Maldives: End use of excessive force against protesters
|Publication Date||8 February 2012|
|Cite as||Amnesty International, Maldives: End use of excessive force against protesters, 8 February 2012, available at: http://www.refworld.org/docid/4f34d0012.html [accessed 30 May 2016]|
Maldives security forces must stop using violence against supporters of Mohamed Nasheed's Maldivian Democratic Party, a day after he was forced to resign the presidency under the threat of violence by the military and police, Amnesty International said.
Eyewitnesses told Amnesty International that Nasheed and a large number of Maldivian Democratic Party (MDP) members were marching peacefully through the streets of the capital Malé when police attacked them first and then failed to protect them from a violent counter demonstration.
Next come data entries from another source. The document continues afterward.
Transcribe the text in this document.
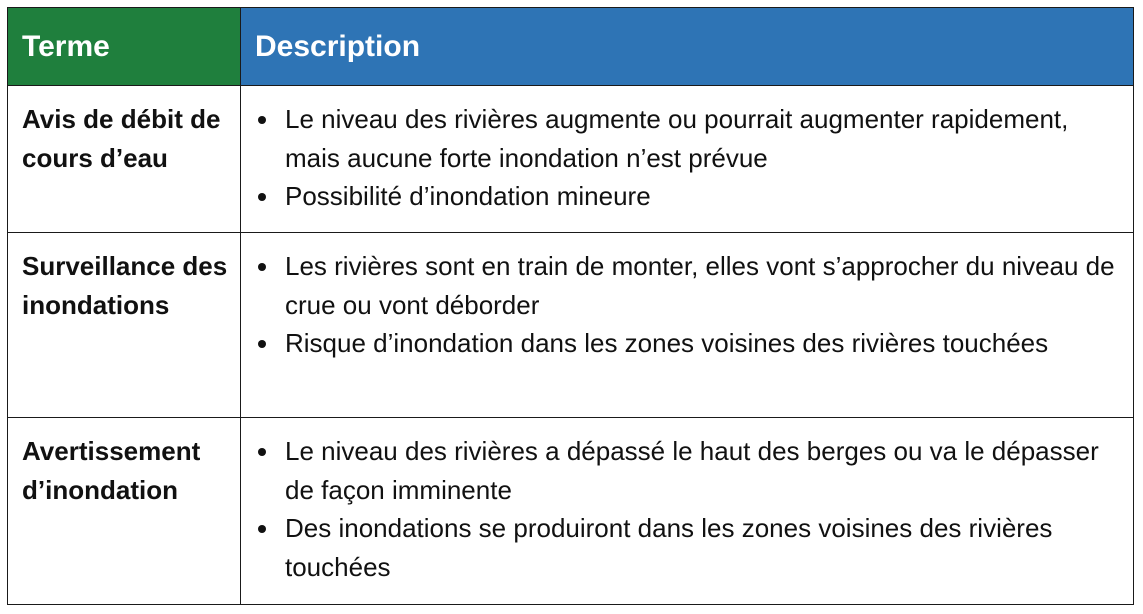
Terme	Description
Avis de débit de cours d’eau
Le niveau des rivières augmente ou pourrait augmenter rapidement, mais aucune forte inondation n’est prévue
Possibilité d’inondation mineure
Surveillance des inondations
Les rivières sont en train de monter, elles vont s’approcher du niveau de crue ou vont déborder
Risque d’inondation dans les zones voisines des rivières touchées
Avertissement d’inondation
Le niveau des rivières a dépassé le haut des berges ou va le dépasser de façon imminente
Des inondations se produiront dans les zones voisines des rivières touchées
Some of the MDP demonstrators were cordoned off by the police in a narrow alley where a mob shouting anti-MDP slogans began to beat them.
One eyewitness saw Nasheed's face covered in blood. He was then seen to be rushed away. Later a video emerged on the internet showing the police arresting him.
Police also beat some 40 demonstrators with batons. Some sustained serious injuries. There are reports that at least one demonstrator may have died as a result of the beating.
MDP chairperson, and member of Parliament, Reeko Moosa was first attacked by the police and then a mob attacked him with broken glass bottles. Police reportedly did not stop them. He is in a critical condition from the injuries and is receiving treatment at the intensive care unit of the Indira Ghandi Memorial Hospital.
At least five MDP members of parliament are detained at the Dhoonidhoo Detention Centre.
One of the detained MPs, Mariya Ahmed Didi, who had been released from police custody last night was attacked by the police as she was attending today's demonstration.
An eyewitness told Amnesty International that she was beaten up and pulled away by her hair from the scene by a policeman. Another MP, Imtiyaz Fahmy was also beaten and taken to Dhonidhoo detention centre.
Sam Zarifi, Amnesty International's Asia-Pacific director, said: "We are extremely concerned about the latest developments in The Maldives.
"The new authorities must ensure the right to freedom of expression and assembly and we want to see an investigation into the attack on Mohamed Nasheed and other protesters. Those responsible for the attack on demonstrators must be brought to justice.
"MPs and others held in Dhoonidhoo detention centre should have access to their family and lawyers, and they must receive adequate medical treatment and a thorough and independent investigation should be made into the reasons for their arrest.
"They should be released unless the government can charge them with a cognizable criminal offence through a fair and impartial process."